Company law requires the Directors to prepare financial statements for each
financial year. Under that law, the Directors are required to prepare the
Group and Company financial statements in accordance with UK Adopted
International Accounting Standards and applicable UK law.
The Directors have elected to prepare the Company financial statements in
accordance with United Kingdom Generally Accepted Accounting Practice (UK
GAAP) including FRS 102 and applicable law.
Under company law, the Directors must not approve the financial statements
unless they are satisfied that they give a true and fair view of the state of
affairs of the Group and Company and of their profit or loss for that period.
In preparing these financial statements, the Directors are required to:
● select suitable accounting policies and then apply them consistently;
● make judgements and estimates that are reasonable and prudent;
● present information, including accounting policies, in a manner that
provides relevant, reliable, comparable and understandable information;
● in respect of Group financial statements, state whether UK Adopted
International Accounting Standards in conformity with the requirements of the
Companies Act 2006, have been followed, subject to any material departures
disclosed and explained in the Financial Statements;
● in respect of the Company financial statements state whether applicable
UK Accounting Standards in conformity with the requirements of the Companies
Act 2006, have been followed, subject to any material departures disclosed and
explained in those statements; and
● prepare the financial statements on the going concern basis unless it is
inappropriate to presume that the Group and the Company will continue in
business.
The Directors are responsible for keeping adequate accounting records that are
sufficient to show and explain the Group and Company's transactions and
disclose with reasonable accuracy at any time the financial position of the
Group and Company and enable them to ensure that its financial statements
comply with the Companies Act 2006.
They have general responsibility for taking such steps as are reasonably open
to them to safeguard the assets of the Group and Company and to prevent and
detect fraud and other irregularities.
WEBSITE PUBLICATION
The Directors are responsible for ensuring the Annual Report including the
financial statements are made available on a website. Financial statements are
published on the Company's website in accordance with legislation in the UK
governing the preparation and dissemination of financial statements, which may
vary from legislation in other jurisdictions. The maintenance and integrity of
the Company's website is the responsibility of the Directors. The Directors'
responsibility also extends to the ongoing
integrity of the financial statements contained therein.

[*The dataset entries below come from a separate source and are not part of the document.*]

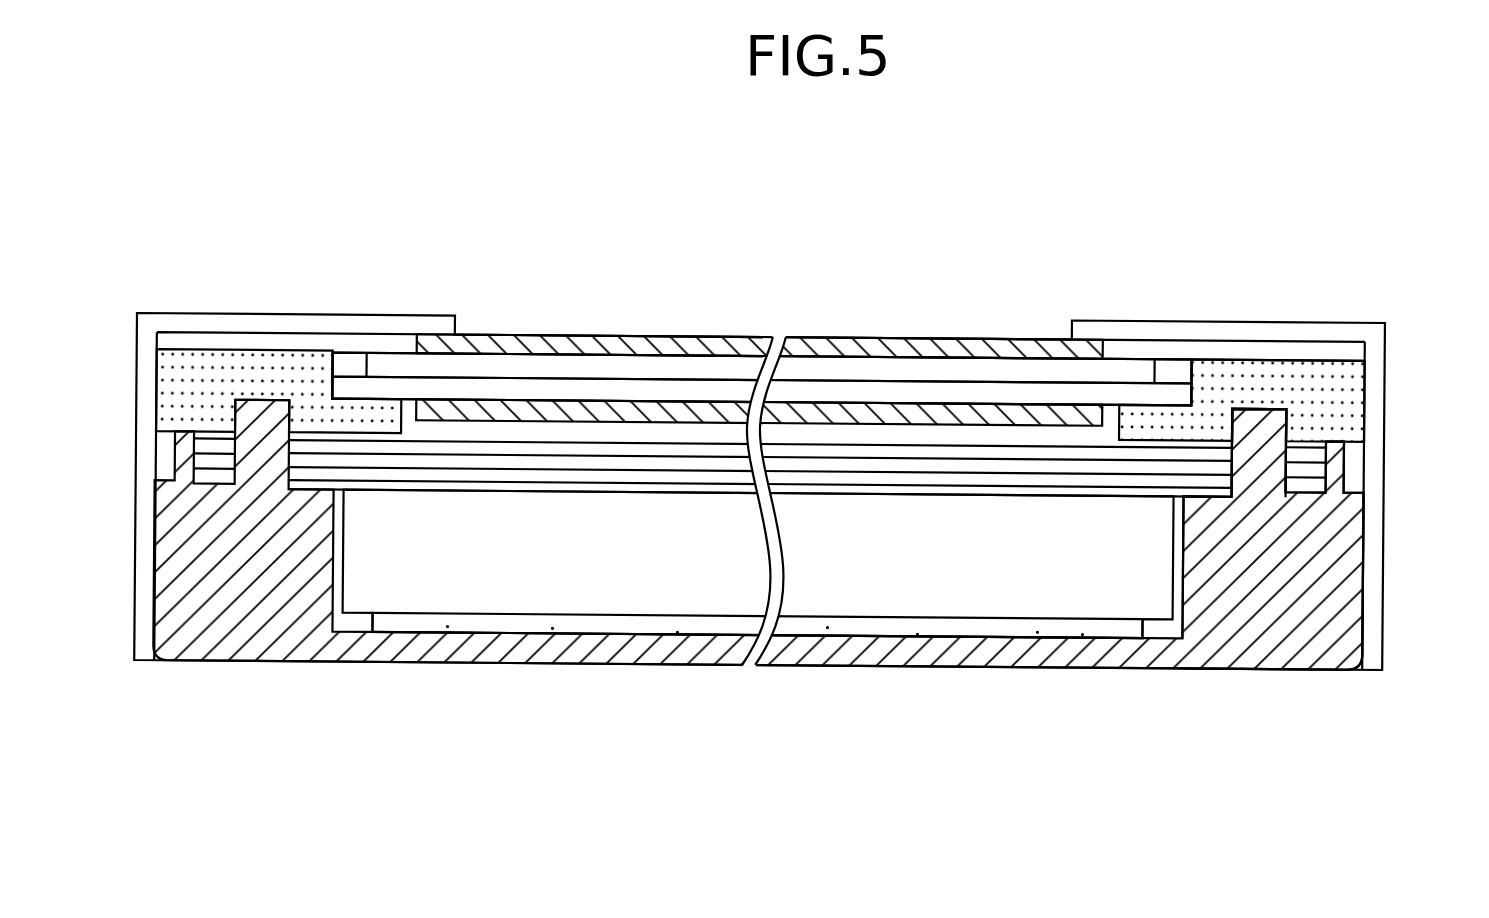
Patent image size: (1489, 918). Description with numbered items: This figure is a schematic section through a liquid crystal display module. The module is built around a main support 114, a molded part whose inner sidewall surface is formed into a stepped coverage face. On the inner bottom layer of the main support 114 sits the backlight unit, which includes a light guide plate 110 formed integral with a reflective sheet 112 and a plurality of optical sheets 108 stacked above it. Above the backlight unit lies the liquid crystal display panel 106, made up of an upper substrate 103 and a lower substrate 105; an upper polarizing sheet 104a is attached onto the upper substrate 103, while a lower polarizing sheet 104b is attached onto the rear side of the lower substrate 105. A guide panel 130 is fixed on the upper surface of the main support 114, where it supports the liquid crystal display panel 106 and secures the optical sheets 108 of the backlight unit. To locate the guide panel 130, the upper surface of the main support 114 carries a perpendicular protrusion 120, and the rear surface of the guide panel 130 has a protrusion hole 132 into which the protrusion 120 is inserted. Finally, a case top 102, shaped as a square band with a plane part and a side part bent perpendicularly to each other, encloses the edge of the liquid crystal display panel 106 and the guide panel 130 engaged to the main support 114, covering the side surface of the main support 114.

The case top 102 is at (1277, 330).
The upper substrate 103 is at (943, 368).
The upper polarizing sheet 104a is at (555, 334).
The lower polarizing sheet 104b is at (622, 405).
The lower substrate 105 is at (1013, 392).
The liquid crystal display panel 106 is at (1015, 282).
The optical sheets 108 is at (545, 448).
The light guide plate 110 is at (617, 603).
The reflective sheet 112 is at (560, 623).
The main support 114 is at (1202, 657).
The protrusion 120 is at (1232, 410).
The guide panel 130 is at (1360, 420).
The protrusion hole 132 is at (1287, 412).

DIRECTORS' RESPONSIBILITIES PURSUANT TO DTR4
Each of the Directors, (as set out on page 26 of the 2025 ARA) as at the date
of this Report, confirms to the best of their knowledge that:
● The Group financial statements, which have been prepared in accordance
with UK Adopted International Accounting Standards, give a true and fair view
of the assets, liabilities, financial position and profit of the Group.

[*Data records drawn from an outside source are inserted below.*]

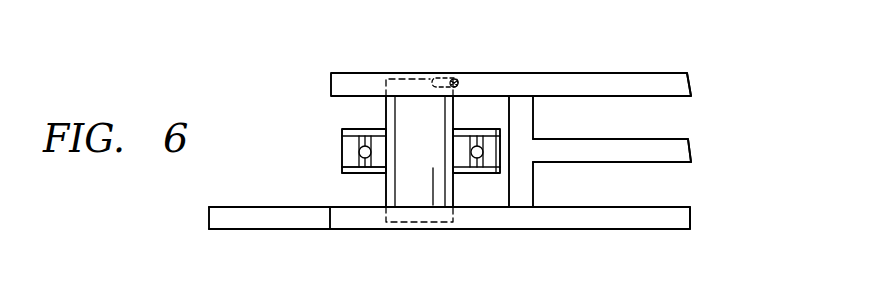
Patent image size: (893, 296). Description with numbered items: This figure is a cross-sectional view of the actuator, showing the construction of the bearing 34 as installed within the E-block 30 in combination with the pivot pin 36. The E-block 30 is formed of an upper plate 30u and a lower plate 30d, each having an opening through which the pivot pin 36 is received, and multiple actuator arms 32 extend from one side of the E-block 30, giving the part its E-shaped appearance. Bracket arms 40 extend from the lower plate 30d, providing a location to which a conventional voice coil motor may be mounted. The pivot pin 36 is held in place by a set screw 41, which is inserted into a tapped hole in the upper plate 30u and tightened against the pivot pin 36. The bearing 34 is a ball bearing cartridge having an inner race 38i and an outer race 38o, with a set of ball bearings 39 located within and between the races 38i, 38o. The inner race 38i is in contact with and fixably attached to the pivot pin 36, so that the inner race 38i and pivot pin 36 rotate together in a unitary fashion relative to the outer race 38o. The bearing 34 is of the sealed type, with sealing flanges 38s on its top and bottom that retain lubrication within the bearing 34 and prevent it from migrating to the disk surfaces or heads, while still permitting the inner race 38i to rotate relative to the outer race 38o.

The E-block 30 is at (567, 72).
The upper plate 30u is at (360, 72).
The lower plate 30d is at (438, 230).
The actuator arms 32 is at (692, 82).
The bearing 34 is at (276, 143).
The pivot pin 36 is at (436, 164).
The sealing flanges 38s is at (342, 238).
The outer race 38o is at (350, 164).
The inner race 38i is at (462, 140).
The ball bearings 39 is at (359, 151).
The bracket arms 40 is at (240, 207).
The set screw 41 is at (451, 80).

● The Company financial statements, which have been prepared in accordance
with United Kingdom Accounting Standards, comprising FRS 102, give a true and
fair view of the assets, liabilities and financial position of the Company.

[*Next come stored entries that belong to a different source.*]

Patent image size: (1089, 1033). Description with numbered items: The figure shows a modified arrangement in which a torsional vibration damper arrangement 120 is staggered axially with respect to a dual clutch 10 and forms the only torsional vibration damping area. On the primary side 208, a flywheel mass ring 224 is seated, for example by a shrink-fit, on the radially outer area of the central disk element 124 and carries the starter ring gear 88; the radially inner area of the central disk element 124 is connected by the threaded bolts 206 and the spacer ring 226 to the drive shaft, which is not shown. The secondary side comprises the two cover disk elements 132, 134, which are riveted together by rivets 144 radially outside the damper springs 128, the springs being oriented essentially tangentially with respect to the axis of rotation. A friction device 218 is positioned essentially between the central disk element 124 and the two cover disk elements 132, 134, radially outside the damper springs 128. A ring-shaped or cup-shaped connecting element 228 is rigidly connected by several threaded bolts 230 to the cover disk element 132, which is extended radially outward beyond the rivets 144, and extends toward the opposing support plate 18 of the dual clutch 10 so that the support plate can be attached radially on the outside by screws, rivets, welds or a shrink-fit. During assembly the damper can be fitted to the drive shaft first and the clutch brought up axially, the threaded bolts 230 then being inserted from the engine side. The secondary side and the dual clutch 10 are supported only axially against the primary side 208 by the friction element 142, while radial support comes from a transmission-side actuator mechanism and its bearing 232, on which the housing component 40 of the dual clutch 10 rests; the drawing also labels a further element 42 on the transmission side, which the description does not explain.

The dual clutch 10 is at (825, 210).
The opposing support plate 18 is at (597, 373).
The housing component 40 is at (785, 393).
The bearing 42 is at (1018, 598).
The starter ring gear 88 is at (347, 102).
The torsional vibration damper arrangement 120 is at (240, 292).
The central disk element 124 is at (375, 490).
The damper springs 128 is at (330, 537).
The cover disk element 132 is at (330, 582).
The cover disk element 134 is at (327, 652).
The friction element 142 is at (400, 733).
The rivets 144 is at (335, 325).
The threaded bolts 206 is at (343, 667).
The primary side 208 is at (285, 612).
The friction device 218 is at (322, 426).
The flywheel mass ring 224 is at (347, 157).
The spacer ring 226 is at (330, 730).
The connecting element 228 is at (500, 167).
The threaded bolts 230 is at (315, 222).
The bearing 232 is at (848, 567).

● The strategic report includes a fair review of the development and
performance of the business and the position of the Group and the Company,
together with a description of the principal risks and uncertainties that they
face.
● The annual report and financial statements, taken as a whole, are fair,
balanced and understandable and provide the information necessary for
shareholders to assess the Group's performance, business model and strategy.